Planqués au croisement de notre aile et de celle des Rhéteurs, les deux Apprenants se dévorent la bouche, persuadés qu'à cette heure personne encore ne les surprendra. Seulement le Stikos commence à se remplir, et ils feraient mieux de se détacher dans la seconde. Je toussote gravement, ce qui les fait sursauter d'un même mouvement.
Nhils balbutie, tandis qu'Hellaf écarquille ses yeux bleus pour bondir le plus loin possible de son amant secret.
Si je m'attendais à ça.
Je comprends qu'ils se dissimulent entre deux couloirs, même si, soyons objectifs, ils ont clairement manqué de discrétion aujourd'hui. Je suppose qu'il s'agit là de retrouvailles, et que le baiser leur a été imposé par un élan de passion soudain. Mais enfin, si ça s'apprend, ils risquent d'être rejetés par tout le Stikos. Pour Nhils, c'est trop tard. Mais Hellaf peut encore sauver sa réputation.

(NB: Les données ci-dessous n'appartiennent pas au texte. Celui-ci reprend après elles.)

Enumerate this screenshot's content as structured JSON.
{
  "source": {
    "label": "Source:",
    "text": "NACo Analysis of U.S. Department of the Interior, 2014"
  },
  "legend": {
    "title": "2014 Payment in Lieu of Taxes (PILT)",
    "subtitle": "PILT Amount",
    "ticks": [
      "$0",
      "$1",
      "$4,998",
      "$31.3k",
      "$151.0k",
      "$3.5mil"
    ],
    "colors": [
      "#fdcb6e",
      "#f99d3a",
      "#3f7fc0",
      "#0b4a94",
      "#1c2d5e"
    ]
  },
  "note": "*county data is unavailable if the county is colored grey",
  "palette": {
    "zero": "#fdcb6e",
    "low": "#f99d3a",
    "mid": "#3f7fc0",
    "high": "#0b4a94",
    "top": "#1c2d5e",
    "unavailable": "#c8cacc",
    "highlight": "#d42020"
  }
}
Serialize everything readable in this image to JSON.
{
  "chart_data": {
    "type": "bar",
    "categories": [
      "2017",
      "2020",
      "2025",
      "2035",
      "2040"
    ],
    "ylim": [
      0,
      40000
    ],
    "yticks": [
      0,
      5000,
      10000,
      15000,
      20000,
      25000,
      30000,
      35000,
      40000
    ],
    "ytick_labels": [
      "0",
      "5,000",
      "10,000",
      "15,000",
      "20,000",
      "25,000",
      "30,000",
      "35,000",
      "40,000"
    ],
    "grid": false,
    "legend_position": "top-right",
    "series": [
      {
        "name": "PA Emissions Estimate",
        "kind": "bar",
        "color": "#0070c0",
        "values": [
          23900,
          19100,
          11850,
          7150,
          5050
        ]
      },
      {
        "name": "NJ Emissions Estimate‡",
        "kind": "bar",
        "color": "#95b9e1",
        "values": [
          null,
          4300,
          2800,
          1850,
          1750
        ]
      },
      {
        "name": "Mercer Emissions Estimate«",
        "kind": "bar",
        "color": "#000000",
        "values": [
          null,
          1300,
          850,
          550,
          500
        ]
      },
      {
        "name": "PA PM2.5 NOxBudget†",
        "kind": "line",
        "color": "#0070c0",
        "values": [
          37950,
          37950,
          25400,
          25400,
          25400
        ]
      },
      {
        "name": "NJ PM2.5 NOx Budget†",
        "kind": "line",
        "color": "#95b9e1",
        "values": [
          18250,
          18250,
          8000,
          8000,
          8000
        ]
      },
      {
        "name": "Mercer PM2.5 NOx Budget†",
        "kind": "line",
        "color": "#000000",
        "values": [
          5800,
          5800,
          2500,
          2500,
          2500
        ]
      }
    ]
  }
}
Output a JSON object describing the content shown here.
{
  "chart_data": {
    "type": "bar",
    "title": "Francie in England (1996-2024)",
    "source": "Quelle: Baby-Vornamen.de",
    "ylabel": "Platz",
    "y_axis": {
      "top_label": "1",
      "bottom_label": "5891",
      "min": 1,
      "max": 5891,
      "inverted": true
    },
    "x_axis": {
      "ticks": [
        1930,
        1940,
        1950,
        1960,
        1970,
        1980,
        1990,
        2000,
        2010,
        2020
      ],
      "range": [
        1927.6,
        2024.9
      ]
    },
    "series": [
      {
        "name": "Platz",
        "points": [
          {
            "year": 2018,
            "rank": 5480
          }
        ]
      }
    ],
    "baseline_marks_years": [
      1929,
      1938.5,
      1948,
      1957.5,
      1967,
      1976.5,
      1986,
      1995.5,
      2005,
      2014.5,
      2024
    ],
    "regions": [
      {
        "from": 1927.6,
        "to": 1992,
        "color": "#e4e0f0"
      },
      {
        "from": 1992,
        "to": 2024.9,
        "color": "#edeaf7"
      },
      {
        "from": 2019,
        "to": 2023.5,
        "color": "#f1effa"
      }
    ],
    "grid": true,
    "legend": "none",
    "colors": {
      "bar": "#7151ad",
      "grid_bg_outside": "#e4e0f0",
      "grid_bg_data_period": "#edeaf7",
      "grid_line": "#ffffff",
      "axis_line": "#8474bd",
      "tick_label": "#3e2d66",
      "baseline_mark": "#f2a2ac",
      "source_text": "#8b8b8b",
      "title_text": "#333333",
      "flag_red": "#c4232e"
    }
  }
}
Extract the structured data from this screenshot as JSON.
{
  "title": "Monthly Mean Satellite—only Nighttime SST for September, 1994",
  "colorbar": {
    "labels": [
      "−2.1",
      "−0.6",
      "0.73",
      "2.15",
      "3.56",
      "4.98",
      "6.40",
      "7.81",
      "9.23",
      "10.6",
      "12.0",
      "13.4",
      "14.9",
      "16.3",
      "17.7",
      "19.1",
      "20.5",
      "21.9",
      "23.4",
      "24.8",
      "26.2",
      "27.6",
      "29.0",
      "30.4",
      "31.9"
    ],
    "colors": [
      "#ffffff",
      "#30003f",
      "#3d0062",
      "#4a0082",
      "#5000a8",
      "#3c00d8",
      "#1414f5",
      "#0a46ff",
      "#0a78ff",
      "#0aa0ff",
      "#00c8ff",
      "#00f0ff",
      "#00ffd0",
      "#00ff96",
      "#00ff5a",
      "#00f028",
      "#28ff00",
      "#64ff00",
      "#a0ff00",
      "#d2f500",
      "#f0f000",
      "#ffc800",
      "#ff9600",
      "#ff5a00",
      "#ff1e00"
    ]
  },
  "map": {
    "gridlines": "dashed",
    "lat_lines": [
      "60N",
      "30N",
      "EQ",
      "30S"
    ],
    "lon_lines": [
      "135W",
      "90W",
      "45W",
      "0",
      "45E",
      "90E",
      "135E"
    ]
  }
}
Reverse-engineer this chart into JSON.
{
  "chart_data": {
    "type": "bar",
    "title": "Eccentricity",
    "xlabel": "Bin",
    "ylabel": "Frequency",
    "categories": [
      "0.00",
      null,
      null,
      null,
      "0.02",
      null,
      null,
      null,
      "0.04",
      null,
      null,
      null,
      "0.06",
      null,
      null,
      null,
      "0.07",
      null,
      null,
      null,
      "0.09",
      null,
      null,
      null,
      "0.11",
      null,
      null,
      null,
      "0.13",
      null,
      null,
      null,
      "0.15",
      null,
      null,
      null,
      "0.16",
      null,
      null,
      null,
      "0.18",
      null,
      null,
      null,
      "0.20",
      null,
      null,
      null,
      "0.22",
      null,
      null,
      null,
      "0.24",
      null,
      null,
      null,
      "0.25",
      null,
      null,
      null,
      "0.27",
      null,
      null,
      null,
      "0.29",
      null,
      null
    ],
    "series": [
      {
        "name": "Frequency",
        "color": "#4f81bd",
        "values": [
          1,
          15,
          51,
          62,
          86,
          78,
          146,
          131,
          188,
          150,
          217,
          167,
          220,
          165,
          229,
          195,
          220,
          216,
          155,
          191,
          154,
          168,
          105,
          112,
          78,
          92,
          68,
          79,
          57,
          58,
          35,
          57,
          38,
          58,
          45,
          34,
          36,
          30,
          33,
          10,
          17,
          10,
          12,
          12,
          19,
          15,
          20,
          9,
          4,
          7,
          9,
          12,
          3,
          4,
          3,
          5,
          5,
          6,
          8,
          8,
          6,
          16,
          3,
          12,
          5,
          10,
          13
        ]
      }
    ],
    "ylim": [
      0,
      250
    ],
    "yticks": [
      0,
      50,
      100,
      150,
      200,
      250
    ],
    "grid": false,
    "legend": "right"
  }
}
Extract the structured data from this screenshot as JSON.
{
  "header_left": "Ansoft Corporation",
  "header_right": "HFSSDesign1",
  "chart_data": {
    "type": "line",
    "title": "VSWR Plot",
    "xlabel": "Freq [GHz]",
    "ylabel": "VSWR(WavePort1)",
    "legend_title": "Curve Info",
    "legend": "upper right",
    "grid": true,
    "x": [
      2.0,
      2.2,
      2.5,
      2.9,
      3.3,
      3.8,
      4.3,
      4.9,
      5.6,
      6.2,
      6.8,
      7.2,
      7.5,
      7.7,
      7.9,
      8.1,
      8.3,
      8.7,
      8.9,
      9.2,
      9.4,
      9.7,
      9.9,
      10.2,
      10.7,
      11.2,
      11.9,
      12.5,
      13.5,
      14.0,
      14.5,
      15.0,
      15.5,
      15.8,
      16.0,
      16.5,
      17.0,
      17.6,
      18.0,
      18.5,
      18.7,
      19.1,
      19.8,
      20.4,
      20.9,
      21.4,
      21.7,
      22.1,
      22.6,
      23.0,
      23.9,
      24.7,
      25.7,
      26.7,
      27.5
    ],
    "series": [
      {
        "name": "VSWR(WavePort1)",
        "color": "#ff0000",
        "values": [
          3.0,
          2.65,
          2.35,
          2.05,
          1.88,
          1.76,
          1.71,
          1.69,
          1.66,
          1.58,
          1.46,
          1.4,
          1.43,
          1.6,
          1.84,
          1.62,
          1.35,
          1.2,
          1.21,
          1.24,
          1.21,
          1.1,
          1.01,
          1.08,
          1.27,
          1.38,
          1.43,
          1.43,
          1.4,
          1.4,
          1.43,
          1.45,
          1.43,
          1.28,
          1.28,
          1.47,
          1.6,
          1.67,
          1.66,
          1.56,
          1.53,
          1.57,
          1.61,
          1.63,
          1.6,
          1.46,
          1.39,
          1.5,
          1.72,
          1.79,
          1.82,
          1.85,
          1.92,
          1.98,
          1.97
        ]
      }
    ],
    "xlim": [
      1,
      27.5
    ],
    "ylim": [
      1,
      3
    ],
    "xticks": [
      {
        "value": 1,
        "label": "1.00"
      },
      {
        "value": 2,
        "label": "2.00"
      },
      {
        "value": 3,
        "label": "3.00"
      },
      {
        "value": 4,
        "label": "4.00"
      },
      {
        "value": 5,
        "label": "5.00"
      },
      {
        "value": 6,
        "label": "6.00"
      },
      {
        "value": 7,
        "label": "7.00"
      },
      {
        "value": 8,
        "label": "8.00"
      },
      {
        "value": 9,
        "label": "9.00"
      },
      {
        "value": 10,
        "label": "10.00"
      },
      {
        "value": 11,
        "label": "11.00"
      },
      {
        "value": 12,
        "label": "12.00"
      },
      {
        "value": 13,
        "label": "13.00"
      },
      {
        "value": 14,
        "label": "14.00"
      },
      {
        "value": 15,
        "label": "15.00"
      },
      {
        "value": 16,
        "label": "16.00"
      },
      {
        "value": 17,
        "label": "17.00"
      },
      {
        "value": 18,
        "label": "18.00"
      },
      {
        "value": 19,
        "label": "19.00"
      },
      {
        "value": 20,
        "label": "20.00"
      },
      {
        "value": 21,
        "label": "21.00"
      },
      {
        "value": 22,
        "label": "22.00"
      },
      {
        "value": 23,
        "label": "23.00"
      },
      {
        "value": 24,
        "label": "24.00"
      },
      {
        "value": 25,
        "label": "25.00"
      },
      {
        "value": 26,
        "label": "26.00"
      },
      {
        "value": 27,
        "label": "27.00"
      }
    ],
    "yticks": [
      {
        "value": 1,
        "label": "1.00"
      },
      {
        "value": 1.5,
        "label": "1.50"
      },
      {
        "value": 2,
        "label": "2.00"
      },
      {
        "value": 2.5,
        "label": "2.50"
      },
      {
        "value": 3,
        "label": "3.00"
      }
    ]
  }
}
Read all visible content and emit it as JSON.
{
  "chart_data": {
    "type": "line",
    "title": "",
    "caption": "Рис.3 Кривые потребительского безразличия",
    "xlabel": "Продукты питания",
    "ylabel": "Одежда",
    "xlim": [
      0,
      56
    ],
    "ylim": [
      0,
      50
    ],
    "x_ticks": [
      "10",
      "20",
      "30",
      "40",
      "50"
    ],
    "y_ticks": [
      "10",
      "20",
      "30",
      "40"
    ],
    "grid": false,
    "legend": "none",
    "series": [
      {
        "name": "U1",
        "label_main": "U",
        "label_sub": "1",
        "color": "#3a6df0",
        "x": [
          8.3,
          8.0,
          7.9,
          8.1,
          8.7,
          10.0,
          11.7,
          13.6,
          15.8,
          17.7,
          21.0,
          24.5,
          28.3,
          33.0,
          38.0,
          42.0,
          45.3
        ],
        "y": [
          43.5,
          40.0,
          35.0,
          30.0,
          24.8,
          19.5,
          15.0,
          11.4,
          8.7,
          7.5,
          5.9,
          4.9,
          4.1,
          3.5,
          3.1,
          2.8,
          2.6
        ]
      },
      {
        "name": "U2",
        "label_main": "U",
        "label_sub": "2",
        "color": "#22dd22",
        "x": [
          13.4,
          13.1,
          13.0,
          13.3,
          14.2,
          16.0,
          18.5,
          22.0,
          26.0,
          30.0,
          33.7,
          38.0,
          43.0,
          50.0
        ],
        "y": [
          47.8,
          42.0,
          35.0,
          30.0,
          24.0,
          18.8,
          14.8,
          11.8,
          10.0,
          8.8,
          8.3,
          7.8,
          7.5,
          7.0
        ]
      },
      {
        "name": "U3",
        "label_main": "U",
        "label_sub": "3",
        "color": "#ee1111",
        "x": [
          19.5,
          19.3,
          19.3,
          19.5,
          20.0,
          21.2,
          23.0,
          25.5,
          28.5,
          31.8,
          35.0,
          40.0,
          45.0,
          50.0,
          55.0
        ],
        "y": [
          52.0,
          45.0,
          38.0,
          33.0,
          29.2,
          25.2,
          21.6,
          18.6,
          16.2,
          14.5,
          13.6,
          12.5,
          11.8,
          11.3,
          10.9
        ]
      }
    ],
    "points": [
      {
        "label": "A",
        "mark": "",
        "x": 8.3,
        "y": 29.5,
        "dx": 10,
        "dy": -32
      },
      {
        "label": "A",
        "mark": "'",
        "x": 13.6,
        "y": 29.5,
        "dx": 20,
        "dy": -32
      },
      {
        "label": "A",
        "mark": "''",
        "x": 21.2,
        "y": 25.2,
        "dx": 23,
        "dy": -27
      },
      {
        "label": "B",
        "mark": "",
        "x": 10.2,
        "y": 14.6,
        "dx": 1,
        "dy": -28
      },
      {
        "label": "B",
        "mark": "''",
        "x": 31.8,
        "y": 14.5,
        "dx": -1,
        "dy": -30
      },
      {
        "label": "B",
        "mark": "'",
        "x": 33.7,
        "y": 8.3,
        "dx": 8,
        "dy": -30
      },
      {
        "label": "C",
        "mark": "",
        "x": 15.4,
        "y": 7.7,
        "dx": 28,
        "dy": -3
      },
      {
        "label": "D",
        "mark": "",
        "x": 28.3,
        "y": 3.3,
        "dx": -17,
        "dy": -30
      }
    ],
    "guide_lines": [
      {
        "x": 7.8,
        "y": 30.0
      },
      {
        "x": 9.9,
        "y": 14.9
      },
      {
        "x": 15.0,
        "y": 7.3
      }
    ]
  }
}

— Trois minutes de plus, et tout le monde le savait, signifié-je, en vérifiant que personne n'arrive encore dans ce coin du château. Vous avez de la chance que ce soit moi.
— Question de point de vue, grince Hellaf.
Il jette à son partenaire un regard mauvais, rempli de reproches et d'amertume. Avant de récupérer sa sacoche d'un geste vif pour me dépasser et se rendre à l'amphithéâtre.
Nhils récupère une contenance. Il remonte le col de sa chemise, rajuste sa cape d'Apprenant et son étole à l'effigie du Stikos, pour affronter mon œil dubitatif.
— Quoi ? grince-t-il.
Les fils se relient à l'instant où je perçois son malaise :
— C'est ça, votre dispute. Il ne t'a pas rejeté à l'accusation de ton père. Il veut que vous vous montriez à tous, et pas toi.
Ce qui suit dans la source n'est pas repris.